J’avais été accueillie par une famille charmante, un couple d’une soixantaine d’années qui profitaient de leur retraite dans cette petite maison perdue dans le désert. Quand je leur avais raconté mes péripéties à Marrakech, ils avaient hoché de la tête, convaincus d'avoir fait le bon choix en s’éloignant de la ville. Mes amis m'avaient vendu l’animation dans les rues et l’authenticité du marché, et j’avais alors commencé mes vacances dans la capitale pour suivre leurs conseils. Déjà en arrivant à bord d'un taxi dans le centre-ville, ça commençait mal. Les ruelles étroites ne nous permettaient pas de passer, surtout avec la foule de gens qui grouillaient dans tous les sens. Alors que mon chauffeur tentait de se frayer un chemin, des hommes cognaient contre ma vitre. La fenêtre du chauffeur de taxi entrouverte, je pouvais entendre leurs propositions plus ou moins indécentes. Je ne suis pas claustrophobe, mais enfermée dans le véhicule ainsi en étant complètement encerclée ne provoquait pas en moi un sentiment forcément agréable. Une fois avoir atteint l’hôtel et écouté les recommandations de la réceptionniste, j’avais voulu donner une deuxième chance à la ville. Ne pas se fier aux premières apparences, m'étais-je dit. Débarrassée de mes affaires, j’avais pris mon courage à deux mains et j’étais sortie. Je ne m'attendais pas à faire face à encore plus d’agressivité. J’avais à peine atteint le marché que je voulais déjà faire marche arrière. Trop de monde. Trop de bruit. Trop de stands. Et je m’étais fait accoster aux quatre coins de rue. Je portais une robe légère rouge à petits pois blanc qui m'arrivait jusqu’aux genoux. J'avais prévu qu'il fasse chaud et m’étais habillée en accord avec le temps. Je ne pensais simplement pas que mon accoutrement attiserait autant de regards. Des regards appuyés sur certaines parties de mon corps. En plus, mes bretelles de soutien gorge ne cessaient pas de tomber et même si je m'effectuais de les remonter en m'enfuyant de la place, je sentais que les hommes autour de moi faisaient leur propre interprétation de ce geste anodin. Certains m’invitaient à prendre un verre, si ce n'est plus, d’autres faisaient des commentaires désobligeants sur ma tenue. On insistait aussi lourdement pour me raccompagner chez moi. Ou alors on essayait de me vendre quelque produit illicite…

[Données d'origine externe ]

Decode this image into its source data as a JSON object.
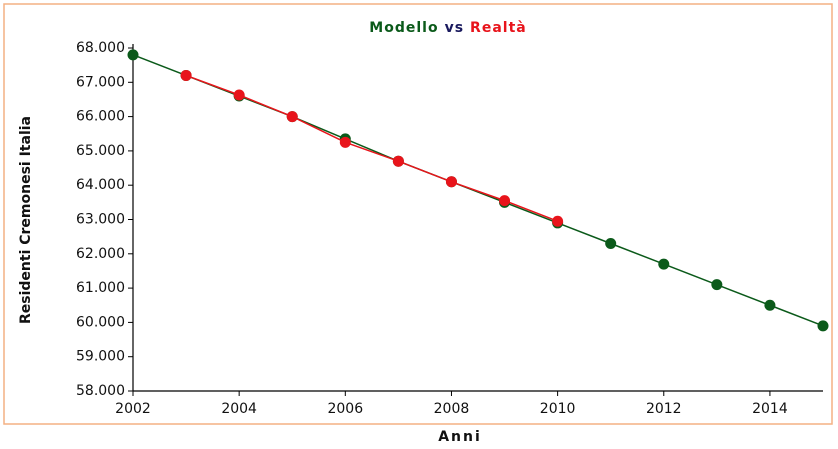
{
  "chart_data": {
    "type": "line",
    "title_parts": [
      {
        "text": "Modello",
        "color": "#0b5a1a"
      },
      {
        "text": "vs",
        "color": "#1a1a5e"
      },
      {
        "text": "Realtà",
        "color": "#e8141b"
      }
    ],
    "xlabel": "Anni",
    "ylabel": "Residenti Cremonesi Italia",
    "series": [
      {
        "name": "Modello",
        "color": "#0b5a1a",
        "x": [
          2002,
          2003,
          2004,
          2005,
          2006,
          2007,
          2008,
          2009,
          2010,
          2011,
          2012,
          2013,
          2014,
          2015
        ],
        "values": [
          67800,
          67200,
          66600,
          66000,
          65350,
          64700,
          64100,
          63500,
          62900,
          62300,
          61700,
          61100,
          60500,
          59900
        ]
      },
      {
        "name": "Realtà",
        "color": "#e8141b",
        "x": [
          2003,
          2004,
          2005,
          2006,
          2007,
          2008,
          2009,
          2010
        ],
        "values": [
          67200,
          66630,
          66000,
          65250,
          64700,
          64100,
          63550,
          62950
        ]
      }
    ],
    "xlim": [
      2002,
      2015
    ],
    "xticks": [
      2002,
      2004,
      2006,
      2008,
      2010,
      2012,
      2014
    ],
    "ylim": [
      58000,
      68000
    ],
    "yticks": [
      {
        "value": 58000,
        "label": "58.000"
      },
      {
        "value": 59000,
        "label": "59.000"
      },
      {
        "value": 60000,
        "label": "60.000"
      },
      {
        "value": 61000,
        "label": "61.000"
      },
      {
        "value": 62000,
        "label": "62.000"
      },
      {
        "value": 63000,
        "label": "63.000"
      },
      {
        "value": 64000,
        "label": "64.000"
      },
      {
        "value": 65000,
        "label": "65.000"
      },
      {
        "value": 66000,
        "label": "66.000"
      },
      {
        "value": 67000,
        "label": "67.000"
      },
      {
        "value": 68000,
        "label": "68.000"
      }
    ]
  }
}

En revenant à ma chambre d’hôtel, j’avais décidé de partir. C’est sur ce coup de tête que j'avais pris mon ordinateur, réservé un lit chez l'habitant, et que je me retrouvais chez mes nouveaux compagnons.

En y repensant aujourd’hui, je me rappelle de l'odeur forte du thé à la menthe que me servait Attika. Son infusion était si douce et sucrée. Je regrette de ne pas retrouver cette senteur plaisante dans les coins de ma cité.